A few minutes ago, I made a few tests with the html2safehtml function in
stripogram.py and found that it is possible to force inclusion of arbitrary
tags in the output text.
html2safehtml ('Roses <b>are</B> red,<br>violets <i>are</i> blue',
valid_tags=['b', 'i', 'br'])
returns
'Roses <b>are</b> red,<br>violets <i>are</i> blue'
as expected, but
html2safehtml ('Roses <b>are</B> red,<br/>violets <i>are</i> blue',
valid_tags=['b','i','br'])
returns
'Roses <b>are</b> red,<br>>violets <i>are<i> blue'
Notice that the (valid for XHTML) '<br/>' becomes '<br>>'
and the closing '</i>' at the end comes out as... '<i>'.

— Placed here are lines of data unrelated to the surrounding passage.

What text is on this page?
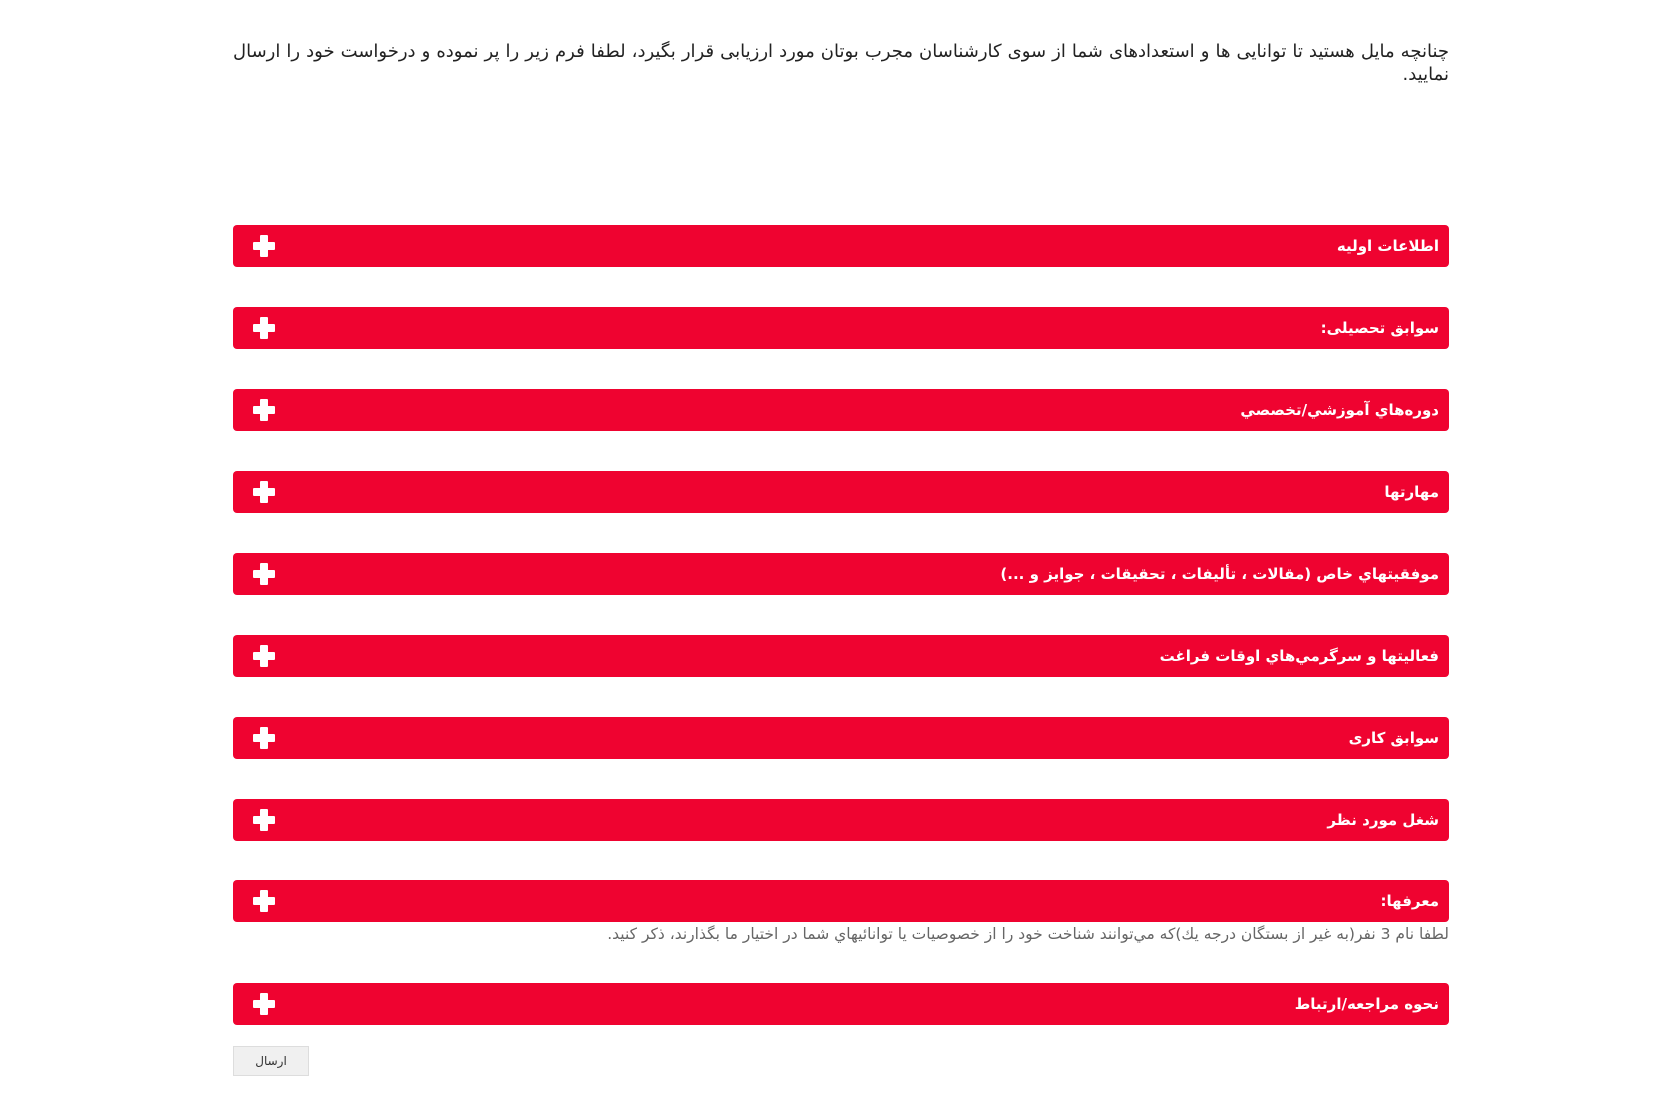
چنانچه مایل هستید تا توانایی ها و استعدادهای شما از سوی کارشناسان مجرب بوتان مورد ارزیابی قرار بگیرد، لطفا فرم زیر را پر نموده و درخواست خود را ارسال نمایید.

اطلاعات اولیه
سوابق تحصیلی:
دوره‌هاي آموزشي/تخصصي
مهارتها
موفقيتهاي خاص (مقالات ، تأليفات ، تحقيقات ، جوايز و ...)
فعالیتها و سرگرمي‌هاي اوقات فراغت
سوابق کاری
شغل مورد نظر
معرفها:

لطفا نام 3 نفر(به غير از بستگان درجه يك)كه مي‌توانند شناخت خود را از خصوصيات يا توانائيهاي شما در اختيار ما بگذارند، ذكر كنيد.

نحوه مراجعه/ارتباط
ارسال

But it gets more interesting: the result of
html2safehtml ('Roses <b>are</B> red,<br/QUACK>violets <i>are</i> blue',
valid_tags=['b','i','br'])
is
'Roses <b>are</b> red,<br>QUACK>violets <i>are<i> blue'
inspiring one to write
html2safehtml ('Roses <b>are</B> red,<br/<QUACK>violets <i>are</i> blue',
valid_tags=['b','i','br'])
getting 'Roses <b>are</b> red,<br><QUACK>violets <i>are<i> blue'
or even
html2safehtml ('Roses <b>are</B> red,<br/<blink>QUACK<//blink> violets '
'<i>are</i> blue',
valid_tags=['b','i','br'])
successfully smuggling a <blink>...</blink> inside the result:
'Roses <b>are</b> red,<br><blink>QUACK</blink> violets <i>are</i> blue'
(Notice that the closing '</i>' is now OK again, and that I had to use
'<//blink>' in order to get '</blink>'.
Maybe a problem with sgmllib? I have no time for further tests now...
--
jmce: +351 919838775 ~ http://jmce.artenumerica.org/